For brands managing large product catalogs, generative product content is another natural entry point. AI can scale and audit product descriptions, alt text, and digital-shelf assets, especially where manual content writing is a bottleneck. This matters even more for brands whose products live on multiple retailer or third-party platforms. Think about the undertaking for Coca-Cola, for example, to ensure every grocery store, retailer and restaurant has consistent, updated product information.

When it comes to conversational shopping assistants, start with a contained use case (e.g. gift finder, project planner, troubleshooting) before expanding to a general-purpose concierge to see if the lift is worth the effort.

On the experience side, retailers can take a page from Walmart’s playbook and move beyond out-of-the-box "recommended for you" placements toward truly adaptive, personalized homepages and category pages. Meanwhile, giving store and contact-center teams an AI assistant that knows your policies, inventory, and product catalog pays dividend quickly. These tools can help employees answer questions, find information, and serve customers more effectively. Is this avocado oil good for cooking? Let’s see together, and oh, here’s a suggested recipe that looks delicious, too.

The same shift is happening in visual and AR experiences. While sometimes we think of this as AI of the future, it’s becoming clearer how this technology fits into the customer journey today. Clothing try-ons, room furnishing visualization, and "show me how this looks" tools convert browse intent into purchase intent.

Lastly, on the data side, loyalty and audience segmentation tools can separate your high-value members from your price-sensitive ones in real time, then serve each cohort a marketing message and custom experience that meets their needs.

Where Retail Goes from Here

The gap between retail leaders and laggards is going to widen, and fast. The companies treating AI as a strategic re-platforming, not a series of pilots, are pulling ahead. The ones still asking, "should we?" will spend the next two years asking, "how did we fall so far behind?"
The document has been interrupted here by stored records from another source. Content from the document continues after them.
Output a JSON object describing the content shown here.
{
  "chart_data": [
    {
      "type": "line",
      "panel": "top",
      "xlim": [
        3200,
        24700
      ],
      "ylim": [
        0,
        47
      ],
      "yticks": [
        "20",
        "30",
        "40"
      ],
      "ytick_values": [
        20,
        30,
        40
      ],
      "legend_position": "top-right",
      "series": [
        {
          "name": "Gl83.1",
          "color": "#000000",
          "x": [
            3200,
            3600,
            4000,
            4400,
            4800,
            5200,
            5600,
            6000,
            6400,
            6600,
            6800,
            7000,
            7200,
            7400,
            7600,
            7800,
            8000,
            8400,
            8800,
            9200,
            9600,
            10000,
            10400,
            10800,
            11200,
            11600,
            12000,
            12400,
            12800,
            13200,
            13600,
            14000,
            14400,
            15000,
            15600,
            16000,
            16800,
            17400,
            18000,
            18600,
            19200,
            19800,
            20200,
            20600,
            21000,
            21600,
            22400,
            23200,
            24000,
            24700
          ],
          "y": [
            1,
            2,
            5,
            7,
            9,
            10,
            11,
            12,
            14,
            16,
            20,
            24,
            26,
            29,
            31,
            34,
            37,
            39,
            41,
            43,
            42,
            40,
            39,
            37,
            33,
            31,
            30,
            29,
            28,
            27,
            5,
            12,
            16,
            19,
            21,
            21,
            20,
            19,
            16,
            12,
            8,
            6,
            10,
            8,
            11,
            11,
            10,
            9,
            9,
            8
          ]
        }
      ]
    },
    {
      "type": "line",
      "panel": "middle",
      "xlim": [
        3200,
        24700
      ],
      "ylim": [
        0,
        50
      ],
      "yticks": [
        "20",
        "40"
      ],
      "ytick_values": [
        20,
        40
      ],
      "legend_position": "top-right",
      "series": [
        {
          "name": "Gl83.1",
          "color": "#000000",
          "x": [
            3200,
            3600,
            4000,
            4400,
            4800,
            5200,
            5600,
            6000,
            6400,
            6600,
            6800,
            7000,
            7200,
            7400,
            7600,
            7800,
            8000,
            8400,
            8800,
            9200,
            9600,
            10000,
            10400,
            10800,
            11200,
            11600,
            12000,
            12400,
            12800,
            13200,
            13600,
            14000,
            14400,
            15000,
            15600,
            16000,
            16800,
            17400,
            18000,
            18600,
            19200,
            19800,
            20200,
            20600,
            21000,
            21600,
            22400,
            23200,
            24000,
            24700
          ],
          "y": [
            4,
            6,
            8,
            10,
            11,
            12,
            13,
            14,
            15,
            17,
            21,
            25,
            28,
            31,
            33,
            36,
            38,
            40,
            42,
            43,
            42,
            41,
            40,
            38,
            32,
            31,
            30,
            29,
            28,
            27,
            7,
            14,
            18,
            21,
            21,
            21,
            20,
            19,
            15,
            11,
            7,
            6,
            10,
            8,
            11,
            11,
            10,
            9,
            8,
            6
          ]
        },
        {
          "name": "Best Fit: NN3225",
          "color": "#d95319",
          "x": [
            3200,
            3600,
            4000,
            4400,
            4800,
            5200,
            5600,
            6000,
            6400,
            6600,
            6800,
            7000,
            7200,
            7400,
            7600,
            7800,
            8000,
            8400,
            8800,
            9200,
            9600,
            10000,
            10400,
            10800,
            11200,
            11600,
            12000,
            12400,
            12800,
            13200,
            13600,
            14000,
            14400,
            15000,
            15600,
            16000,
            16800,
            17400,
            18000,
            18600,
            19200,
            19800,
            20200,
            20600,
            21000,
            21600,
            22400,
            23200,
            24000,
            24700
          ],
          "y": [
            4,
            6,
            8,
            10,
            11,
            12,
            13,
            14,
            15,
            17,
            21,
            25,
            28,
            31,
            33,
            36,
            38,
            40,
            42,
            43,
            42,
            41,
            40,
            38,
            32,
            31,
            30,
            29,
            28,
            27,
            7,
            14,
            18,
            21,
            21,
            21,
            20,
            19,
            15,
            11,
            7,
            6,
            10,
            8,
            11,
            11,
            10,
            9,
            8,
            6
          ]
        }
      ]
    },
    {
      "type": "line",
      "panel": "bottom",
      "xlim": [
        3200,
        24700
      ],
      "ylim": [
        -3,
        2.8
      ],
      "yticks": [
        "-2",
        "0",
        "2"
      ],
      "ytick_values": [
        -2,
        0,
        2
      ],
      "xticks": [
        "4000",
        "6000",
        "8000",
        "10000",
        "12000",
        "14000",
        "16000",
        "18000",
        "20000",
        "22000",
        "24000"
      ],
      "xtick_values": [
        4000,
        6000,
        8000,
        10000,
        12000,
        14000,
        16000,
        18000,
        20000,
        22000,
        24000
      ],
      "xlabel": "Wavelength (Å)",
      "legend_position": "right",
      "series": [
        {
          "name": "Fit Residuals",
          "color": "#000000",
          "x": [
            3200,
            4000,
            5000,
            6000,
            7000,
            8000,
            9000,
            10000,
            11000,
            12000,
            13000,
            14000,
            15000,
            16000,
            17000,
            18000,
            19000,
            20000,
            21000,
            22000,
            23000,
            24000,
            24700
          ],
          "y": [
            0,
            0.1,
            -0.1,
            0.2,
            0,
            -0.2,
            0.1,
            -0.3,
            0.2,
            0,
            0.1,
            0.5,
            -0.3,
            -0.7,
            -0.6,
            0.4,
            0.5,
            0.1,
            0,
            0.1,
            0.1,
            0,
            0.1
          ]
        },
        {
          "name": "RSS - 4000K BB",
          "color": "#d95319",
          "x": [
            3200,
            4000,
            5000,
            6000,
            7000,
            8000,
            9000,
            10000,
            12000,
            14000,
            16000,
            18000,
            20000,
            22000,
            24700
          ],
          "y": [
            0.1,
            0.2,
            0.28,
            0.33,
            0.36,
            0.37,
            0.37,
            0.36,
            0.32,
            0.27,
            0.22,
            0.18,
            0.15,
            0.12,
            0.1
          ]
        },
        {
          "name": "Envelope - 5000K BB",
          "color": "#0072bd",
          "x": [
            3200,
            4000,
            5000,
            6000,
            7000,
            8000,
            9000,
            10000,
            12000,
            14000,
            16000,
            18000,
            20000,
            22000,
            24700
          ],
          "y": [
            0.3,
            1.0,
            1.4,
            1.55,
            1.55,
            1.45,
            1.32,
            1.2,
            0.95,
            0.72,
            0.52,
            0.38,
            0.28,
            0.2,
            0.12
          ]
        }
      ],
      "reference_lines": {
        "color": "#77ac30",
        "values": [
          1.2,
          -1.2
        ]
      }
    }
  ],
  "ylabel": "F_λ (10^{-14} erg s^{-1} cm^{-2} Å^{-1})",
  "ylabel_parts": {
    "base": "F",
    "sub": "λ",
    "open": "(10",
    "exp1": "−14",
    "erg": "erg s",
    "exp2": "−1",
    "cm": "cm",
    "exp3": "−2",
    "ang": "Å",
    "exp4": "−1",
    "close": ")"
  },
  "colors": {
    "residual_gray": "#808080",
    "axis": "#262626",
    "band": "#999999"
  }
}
As AI continues to evolve, retailers should watch for and address gaps in their data foundations, content operations, and customer experience workflows, then test AI applications that align with their business goals.

Our perspective is simple. Retailers who win the next five years won't be the ones with the biggest AI budgets or most intrusive “Is it AI Enabled?” banners hung in the office. They'll be the ones who treat AI as a way to know their customers better, serve their associates better, and show up wherever shopping happens next. The rest is just performative.